In a speech to the Competition Law and Economics Workshop, Sims outlined three main competition issues that need to be addressed: merger law reform, the need to prove the future in competition cases, and the role of new regulation for digital platforms.
“Merger control is critical to protecting and promoting competition. It is the gatekeeper, protecting us from the negative effects of increases in concentration,” Sims said.
“If we are serious about protecting competition in this country, we must ensure our merger control regime works as effectively as possible, and that it is consistent with international best practice.
The ACCC’s need to prove the likely future state of competition in merger cases and cases involving anti-competitive conduct is also an issue.
“The fundamental issue is that when applying our ‘substantial lessening of competition’ test in merger cases and other competition cases, the approach taken by the courts currently requires the ACCC to prove what is likely to happen in the future, rather than considering the overall interference to the competitive process which will be caused by the acquisition of a key player by its closest competitor or by other anti-competitive behaviour.”
And then there is the ongoing debate about antitrust laws, which Sims said the ACCC is “in the thick of”.

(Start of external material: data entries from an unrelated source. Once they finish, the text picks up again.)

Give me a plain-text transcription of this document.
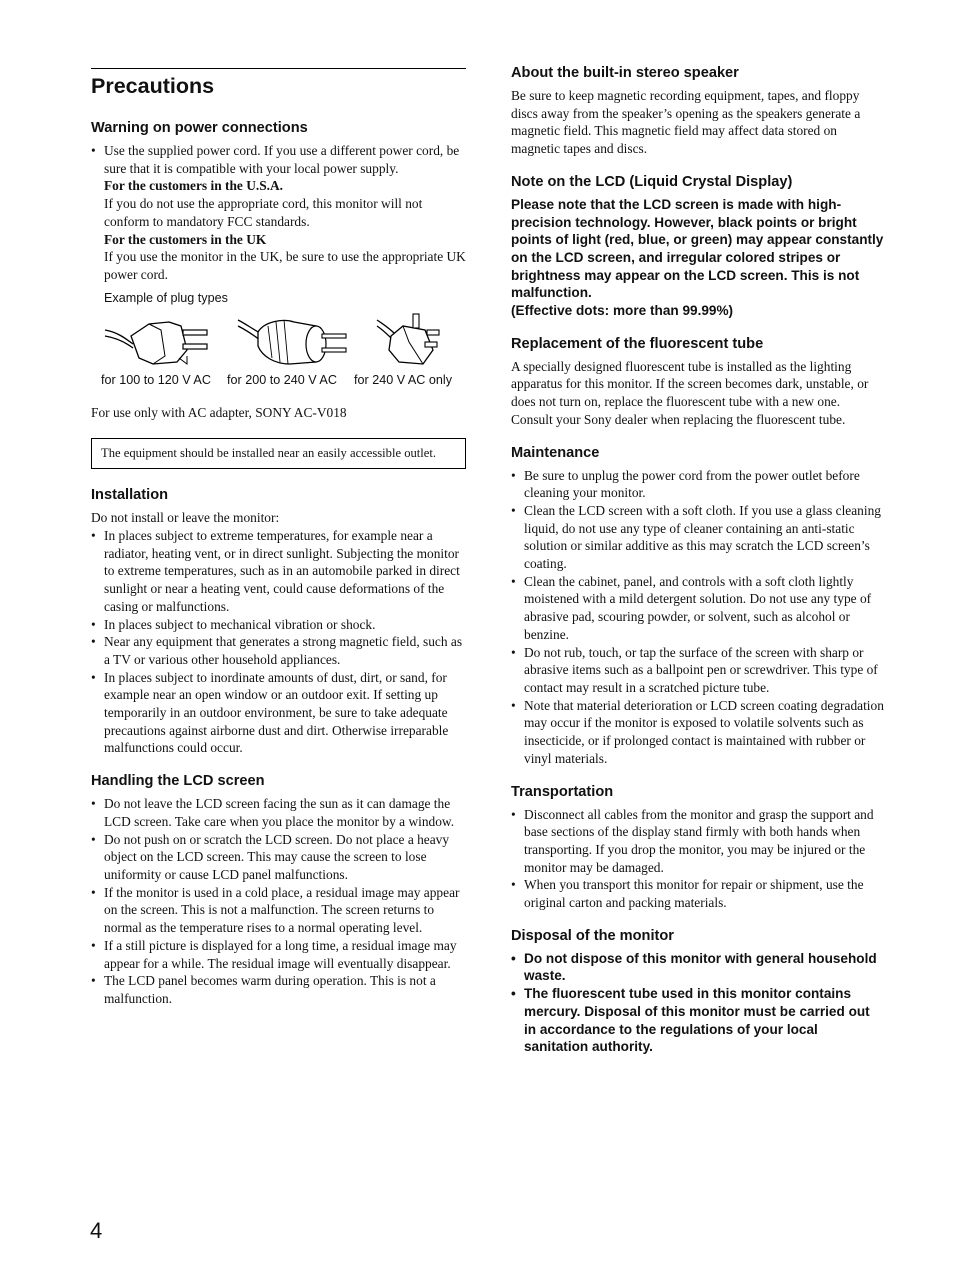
Precautions
Warning on power connections
• Use the supplied power cord. If you use a different power cord, be sure that it is compatible with your local power supply.
For the customers in the U.S.A.
If you do not use the appropriate cord, this monitor will not conform to mandatory FCC standards.
For the customers in the UK
If you use the monitor in the UK, be sure to use the appropriate UK power cord.
Example of plug types
for 100 to 120 V AC for 200 to 240 V AC for 240 V AC only

For use only with AC adapter, SONY AC-V018

The equipment should be installed near an easily accessible outlet.

Installation

Do not install or leave the monitor:

• In places subject to extreme temperatures, for example near a radiator, heating vent, or in direct sunlight. Subjecting the monitor to extreme temperatures, such as in an automobile parked in direct sunlight or near a heating vent, could cause deformations of the casing or malfunctions.
• In places subject to mechanical vibration or shock.
• Near any equipment that generates a strong magnetic field, such as a TV or various other household appliances.
• In places subject to inordinate amounts of dust, dirt, or sand, for example near an open window or an outdoor exit. If setting up temporarily in an outdoor environment, be sure to take adequate precautions against airborne dust and dirt. Otherwise irreparable malfunctions could occur.
Handling the LCD screen
• Do not leave the LCD screen facing the sun as it can damage the LCD screen. Take care when you place the monitor by a window.
• Do not push on or scratch the LCD screen. Do not place a heavy object on the LCD screen. This may cause the screen to lose uniformity or cause LCD panel malfunctions.
• If the monitor is used in a cold place, a residual image may appear on the screen. This is not a malfunction. The screen returns to normal as the temperature rises to a normal operating level.
• If a still picture is displayed for a long time, a residual image may appear for a while. The residual image will eventually disappear.
• The LCD panel becomes warm during operation. This is not a malfunction.
About the built-in stereo speaker

Be sure to keep magnetic recording equipment, tapes, and floppy discs away from the speaker’s opening as the speakers generate a magnetic field. This magnetic field may affect data stored on magnetic tapes and discs.

Note on the LCD (Liquid Crystal Display)

Please note that the LCD screen is made with high-precision technology. However, black points or bright points of light (red, blue, or green) may appear constantly on the LCD screen, and irregular colored stripes or brightness may appear on the LCD screen. This is not malfunction.

(Effective dots: more than 99.99%)

Replacement of the fluorescent tube

A specially designed fluorescent tube is installed as the lighting apparatus for this monitor. If the screen becomes dark, unstable, or does not turn on, replace the fluorescent tube with a new one. Consult your Sony dealer when replacing the fluorescent tube.

Maintenance
• Be sure to unplug the power cord from the power outlet before cleaning your monitor.
• Clean the LCD screen with a soft cloth. If you use a glass cleaning liquid, do not use any type of cleaner containing an anti-static solution or similar additive as this may scratch the LCD screen’s coating.
• Clean the cabinet, panel, and controls with a soft cloth lightly moistened with a mild detergent solution. Do not use any type of abrasive pad, scouring powder, or solvent, such as alcohol or benzine.
• Do not rub, touch, or tap the surface of the screen with sharp or abrasive items such as a ballpoint pen or screwdriver. This type of contact may result in a scratched picture tube.
• Note that material deterioration or LCD screen coating degradation may occur if the monitor is exposed to volatile solvents such as insecticide, or if prolonged contact is maintained with rubber or vinyl materials.
Transportation
• Disconnect all cables from the monitor and grasp the support and base sections of the display stand firmly with both hands when transporting. If you drop the monitor, you may be injured or the monitor may be damaged.
• When you transport this monitor for repair or shipment, use the original carton and packing materials.
Disposal of the monitor
• Do not dispose of this monitor with general household waste.
• The fluorescent tube used in this monitor contains mercury. Disposal of this monitor must be carried out in accordance to the regulations of your local sanitation authority.
4
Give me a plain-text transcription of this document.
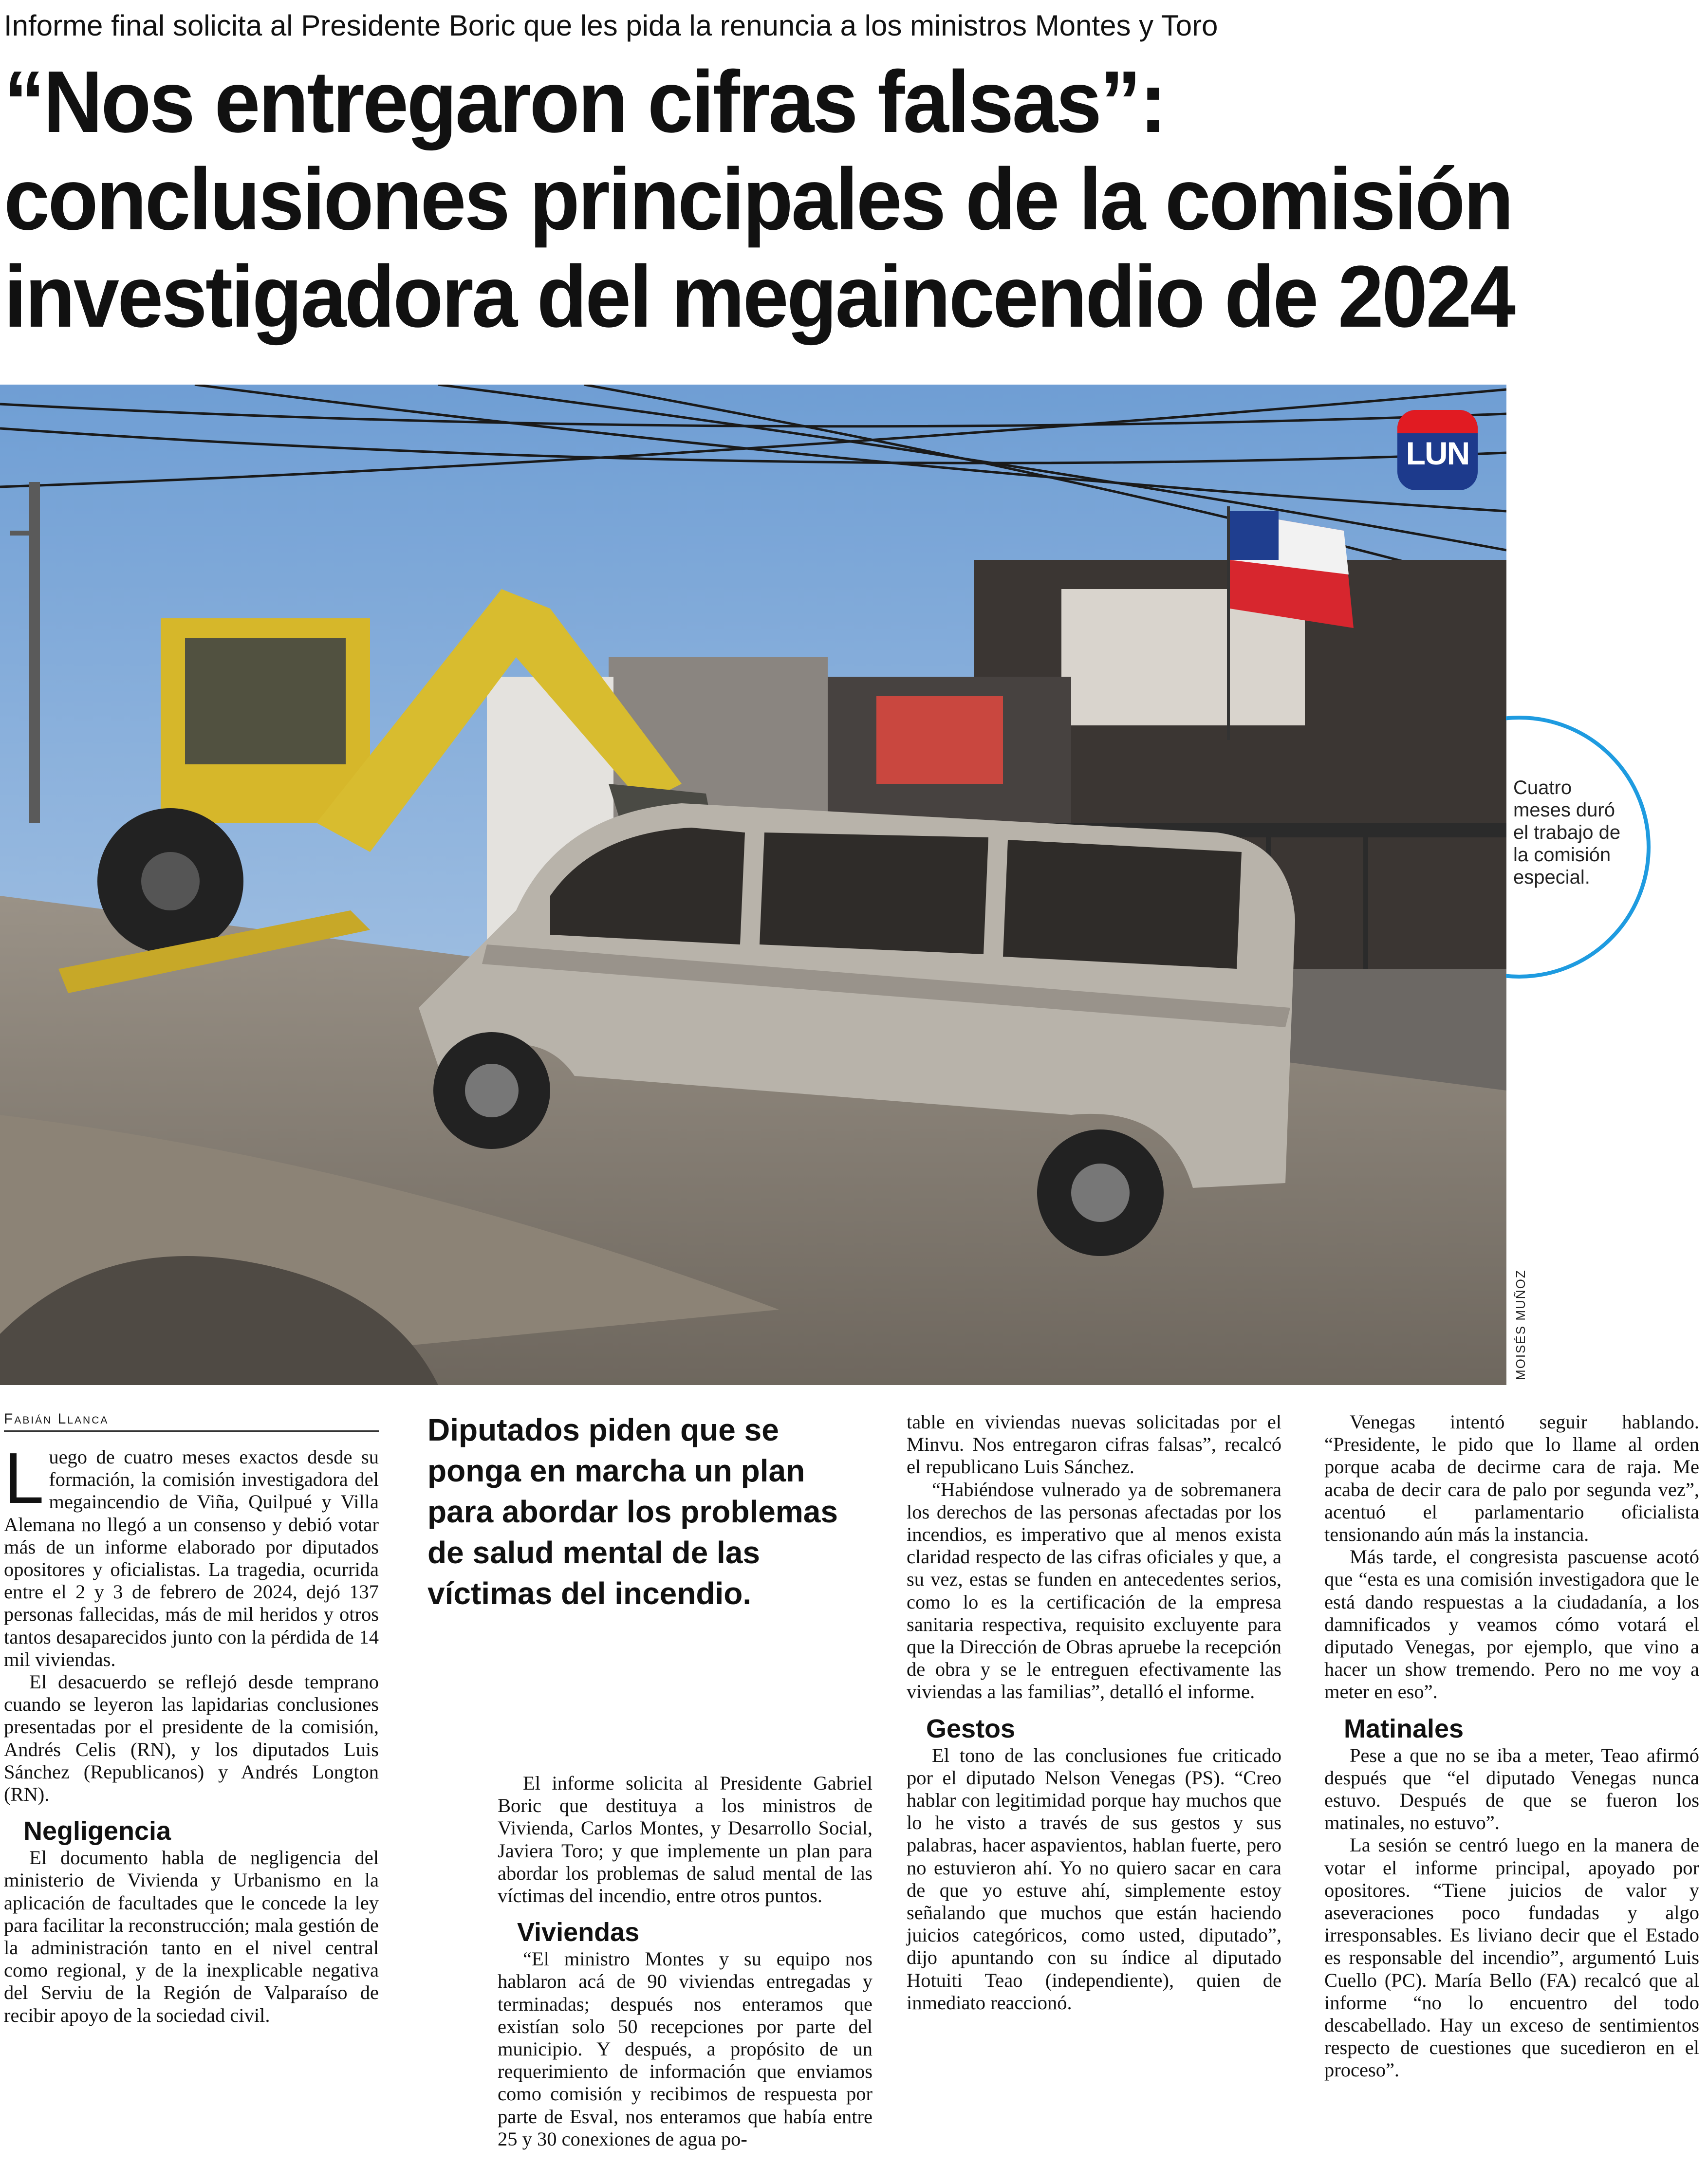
Informe final solicita al Presidente Boric que les pida la renuncia a los ministros Montes y Toro
“Nos entregaron cifras falsas”:
conclusiones principales de la comisión
investigadora del megaincendio de 2024
LUN
MOISÉS MUÑOZ
Cuatro
meses duró
el trabajo de
la comisión
especial.
Fabián Llanca

Luego de cuatro meses exactos desde su formación, la comisión investigadora del megaincendio de Viña, Quilpué y Villa Alemana no llegó a un consenso y debió votar más de un informe elaborado por diputados opositores y oficialistas. La tragedia, ocurrida entre el 2 y 3 de febrero de 2024, dejó 137 personas fallecidas, más de mil heridos y otros tantos desaparecidos junto con la pérdida de 14 mil viviendas.

El desacuerdo se reflejó desde temprano cuando se leyeron las lapidarias conclusiones presentadas por el presidente de la comisión, Andrés Celis (RN), y los diputados Luis Sánchez (Republicanos) y Andrés Longton (RN).

Negligencia

El documento habla de negligencia del ministerio de Vivienda y Urbanismo en la aplicación de facultades que le concede la ley para facilitar la reconstrucción; mala gestión de la administración tanto en el nivel central como regional, y de la inexplicable negativa del Serviu de la Región de Valparaíso de recibir apoyo de la sociedad civil.

Diputados piden que se ponga en marcha un plan para abordar los problemas de salud mental de las víctimas del incendio.

El informe solicita al Presidente Gabriel Boric que destituya a los ministros de Vivienda, Carlos Montes, y Desarrollo Social, Javiera Toro; y que implemente un plan para abordar los problemas de salud mental de las víctimas del incendio, entre otros puntos.

Viviendas

“El ministro Montes y su equipo nos hablaron acá de 90 viviendas entregadas y terminadas; después nos enteramos que existían solo 50 recepciones por parte del municipio. Y después, a propósito de un requerimiento de información que enviamos como comisión y recibimos de respuesta por parte de Esval, nos enteramos que había entre 25 y 30 conexiones de agua po-

table en viviendas nuevas solicitadas por el Minvu. Nos entregaron cifras falsas”, recalcó el republicano Luis Sánchez.

“Habiéndose vulnerado ya de sobremanera los derechos de las personas afectadas por los incendios, es imperativo que al menos exista claridad respecto de las cifras oficiales y que, a su vez, estas se funden en antecedentes serios, como lo es la certificación de la empresa sanitaria respectiva, requisito excluyente para que la Dirección de Obras apruebe la recepción de obra y se le entreguen efectivamente las viviendas a las familias”, detalló el informe.

Gestos

El tono de las conclusiones fue criticado por el diputado Nelson Venegas (PS). “Creo hablar con legitimidad porque hay muchos que lo he visto a través de sus gestos y sus palabras, hacer aspavientos, hablan fuerte, pero no estuvieron ahí. Yo no quiero sacar en cara de que yo estuve ahí, simplemente estoy señalando que muchos que están haciendo juicios categóricos, como usted, diputado”, dijo apuntando con su índice al diputado Hotuiti Teao (independiente), quien de inmediato reaccionó.

Venegas intentó seguir hablando. “Presidente, le pido que lo llame al orden porque acaba de decirme cara de raja. Me acaba de decir cara de palo por segunda vez”, acentuó el parlamentario oficialista tensionando aún más la instancia.

Más tarde, el congresista pascuense acotó que “esta es una comisión investigadora que le está dando respuestas a la ciudadanía, a los damnificados y veamos cómo votará el diputado Venegas, por ejemplo, que vino a hacer un show tremendo. Pero no me voy a meter en eso”.

Matinales

Pese a que no se iba a meter, Teao afirmó después que “el diputado Venegas nunca estuvo. Después de que se fueron los matinales, no estuvo”.

La sesión se centró luego en la manera de votar el informe principal, apoyado por opositores. “Tiene juicios de valor y aseveraciones poco fundadas y algo irresponsables. Es liviano decir que el Estado es responsable del incendio”, argumentó Luis Cuello (PC). María Bello (FA) recalcó que al informe “no lo encuentro del todo descabellado. Hay un exceso de sentimientos respecto de cuestiones que sucedieron en el proceso”.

“Around the world, there is growing recognition among relevant authorities that existing anti-trust laws have not held up well to the challenges posed by digital markets,” he explains.
The ACCC will give its advice in a report of the Digital Platform Services Inquiry, which is due to the Treasurer in September 2022.
“Importantly, we will seek industry views on this crucial question, and we will liaise closely with the Commonwealth Treasury” Sim concluded.